Die Piccolomini - Bibliothek
Hinter dem ersten Bogenfeld des linken Seitenschiffes befindet sich die Piccolomini-Bibliothek. Sie entstand ab 1492 auf Geheiß des Kardinals Francesco Piccolomini Todeschini, später Papst Pius III., der hier die Bücher seines Onkels mütterlicherseits, des Papstes Pius II., zusammentragen wollte. In der Marmorfront sehen wir kostbare Dekors Marrinas und darüber ein Fresko von Bernardino di Betto, genannt Pinturicchio (1454 - 1513), das die Krönung Pius' III. darstellt. Das Innere der Bibliothek - es handelt sich um einen einzigen rechteckigen Saal - fällt durch das viele Licht, durch die lebhaften, geschmackvollen Farben der Bemalung auf.

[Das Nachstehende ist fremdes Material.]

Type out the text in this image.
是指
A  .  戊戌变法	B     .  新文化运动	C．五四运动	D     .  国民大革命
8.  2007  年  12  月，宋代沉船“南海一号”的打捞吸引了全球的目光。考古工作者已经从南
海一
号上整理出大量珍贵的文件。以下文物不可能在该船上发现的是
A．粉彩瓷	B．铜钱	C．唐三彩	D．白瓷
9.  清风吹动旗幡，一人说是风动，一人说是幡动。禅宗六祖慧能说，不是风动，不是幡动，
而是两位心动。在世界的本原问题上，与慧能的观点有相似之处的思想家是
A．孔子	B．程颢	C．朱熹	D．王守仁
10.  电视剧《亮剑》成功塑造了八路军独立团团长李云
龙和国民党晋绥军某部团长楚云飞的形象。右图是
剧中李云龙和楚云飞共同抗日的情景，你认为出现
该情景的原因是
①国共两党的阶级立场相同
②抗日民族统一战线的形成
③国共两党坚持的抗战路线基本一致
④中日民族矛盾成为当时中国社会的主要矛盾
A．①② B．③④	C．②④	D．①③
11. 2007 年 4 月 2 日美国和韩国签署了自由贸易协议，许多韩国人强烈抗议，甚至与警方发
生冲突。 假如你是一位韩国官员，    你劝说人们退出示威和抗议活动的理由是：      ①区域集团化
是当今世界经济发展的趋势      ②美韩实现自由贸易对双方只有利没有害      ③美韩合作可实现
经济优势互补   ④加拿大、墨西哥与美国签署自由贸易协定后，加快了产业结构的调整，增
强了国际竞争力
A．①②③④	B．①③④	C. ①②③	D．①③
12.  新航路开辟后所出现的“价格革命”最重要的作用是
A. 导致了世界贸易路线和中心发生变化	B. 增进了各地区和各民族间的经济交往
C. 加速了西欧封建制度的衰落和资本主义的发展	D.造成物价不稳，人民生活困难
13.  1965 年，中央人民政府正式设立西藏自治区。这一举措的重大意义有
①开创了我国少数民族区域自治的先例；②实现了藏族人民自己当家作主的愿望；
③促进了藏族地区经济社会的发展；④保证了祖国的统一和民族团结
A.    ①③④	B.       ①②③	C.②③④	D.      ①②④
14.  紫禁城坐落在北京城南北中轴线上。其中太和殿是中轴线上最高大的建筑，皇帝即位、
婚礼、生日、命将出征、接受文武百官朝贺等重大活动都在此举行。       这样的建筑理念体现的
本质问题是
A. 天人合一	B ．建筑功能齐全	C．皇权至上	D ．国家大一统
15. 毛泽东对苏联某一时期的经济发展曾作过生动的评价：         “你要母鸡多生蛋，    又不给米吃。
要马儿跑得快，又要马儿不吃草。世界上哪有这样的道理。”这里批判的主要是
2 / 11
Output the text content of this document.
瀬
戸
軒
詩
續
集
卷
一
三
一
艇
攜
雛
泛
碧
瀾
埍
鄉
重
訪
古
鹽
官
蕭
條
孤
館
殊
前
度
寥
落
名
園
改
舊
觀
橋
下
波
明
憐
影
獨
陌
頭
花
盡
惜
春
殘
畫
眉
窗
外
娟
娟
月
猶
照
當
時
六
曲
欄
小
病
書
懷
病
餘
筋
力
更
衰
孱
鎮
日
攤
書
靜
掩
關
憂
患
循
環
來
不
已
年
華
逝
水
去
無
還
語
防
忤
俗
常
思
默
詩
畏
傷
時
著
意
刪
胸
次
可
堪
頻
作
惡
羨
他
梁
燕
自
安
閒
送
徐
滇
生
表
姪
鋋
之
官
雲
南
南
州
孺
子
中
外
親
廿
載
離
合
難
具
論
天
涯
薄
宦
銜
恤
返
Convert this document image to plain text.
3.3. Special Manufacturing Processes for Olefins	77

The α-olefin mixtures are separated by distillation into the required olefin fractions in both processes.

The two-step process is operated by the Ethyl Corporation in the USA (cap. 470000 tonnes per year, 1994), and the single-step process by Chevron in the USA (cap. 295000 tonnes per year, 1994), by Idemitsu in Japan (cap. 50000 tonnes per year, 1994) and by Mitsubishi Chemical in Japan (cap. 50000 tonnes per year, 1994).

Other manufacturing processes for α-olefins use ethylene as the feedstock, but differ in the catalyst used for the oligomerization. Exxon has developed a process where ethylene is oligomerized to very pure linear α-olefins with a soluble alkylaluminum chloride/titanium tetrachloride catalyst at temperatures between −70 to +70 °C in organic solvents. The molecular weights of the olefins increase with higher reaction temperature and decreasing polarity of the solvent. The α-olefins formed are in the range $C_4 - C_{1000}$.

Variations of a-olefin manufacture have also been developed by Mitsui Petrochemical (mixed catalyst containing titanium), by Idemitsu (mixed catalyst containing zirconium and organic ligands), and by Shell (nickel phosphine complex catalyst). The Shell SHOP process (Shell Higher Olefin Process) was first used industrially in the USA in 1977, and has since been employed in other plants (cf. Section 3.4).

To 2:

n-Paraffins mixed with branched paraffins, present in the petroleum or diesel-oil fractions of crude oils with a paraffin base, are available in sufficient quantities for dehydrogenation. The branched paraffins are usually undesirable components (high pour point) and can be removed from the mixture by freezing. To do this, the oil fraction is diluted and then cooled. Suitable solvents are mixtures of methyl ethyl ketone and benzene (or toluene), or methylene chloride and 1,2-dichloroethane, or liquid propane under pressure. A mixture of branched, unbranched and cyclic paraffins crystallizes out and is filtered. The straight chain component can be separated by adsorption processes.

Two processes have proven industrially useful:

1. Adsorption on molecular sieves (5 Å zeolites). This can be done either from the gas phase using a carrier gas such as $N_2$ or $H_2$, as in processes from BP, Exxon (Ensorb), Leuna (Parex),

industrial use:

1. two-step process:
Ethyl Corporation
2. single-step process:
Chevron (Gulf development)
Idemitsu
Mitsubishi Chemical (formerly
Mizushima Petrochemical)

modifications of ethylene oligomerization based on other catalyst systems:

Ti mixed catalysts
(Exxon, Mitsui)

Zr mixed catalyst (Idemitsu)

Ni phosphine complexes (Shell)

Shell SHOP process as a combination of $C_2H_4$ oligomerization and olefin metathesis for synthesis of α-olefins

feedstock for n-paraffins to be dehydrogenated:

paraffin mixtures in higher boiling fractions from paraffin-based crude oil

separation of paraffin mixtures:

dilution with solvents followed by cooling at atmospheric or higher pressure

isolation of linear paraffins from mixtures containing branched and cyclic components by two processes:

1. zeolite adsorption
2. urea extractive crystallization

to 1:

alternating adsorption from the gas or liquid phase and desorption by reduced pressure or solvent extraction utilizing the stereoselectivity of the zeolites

In der Mitte befindet sich auf einer Renaissance-Konsole die
Gruppe der «Drei Grazien», eine aus dem 4. Jahrhundert stammende Nachbildung des
griechischen Originals aus hellenischer Zeit: die Skulptur ist ein Geschenk von
Kardinal Piccolomini für die Bücherei. Längs der Wände prangen zwischen
Pendentive und Lisenen die Fresken Pinturicchios, zwischen 1505 und 1508
ausgeführt. Sie schildern Episoden aus dem Leben von Enea Silvio Piccolomini,
der, 1405 in Corsignano (Pienza) geboren, Erzbischof von Siena und später Papst
wurde (1458 - 1464). Er war ein großer Humanist, Diplomat und Kirchenfürst. Gewiss
scheint in diesem letzten Werk die flotte Manier, die Mitteilsamkeit des
Meisters aus Umbrien irgendwie müde geworden zu sein im Vergleich zu der Frische
und Geistigkeit der Fresken in der Baglioni-Kapelle in Spello oder in den
Gemächern der Borgia im Vatikan. Ader dennoch verblüffen diese Schilderungen ob
ihrer gleitenden Farben, ob der Schlichtheit und Lebendigkeit der Schilderung,
in der es keine dramatischen Höhepunkte gibt, ob der Fertigkeit in der
Darstellung, die Pinturicchio eigen war.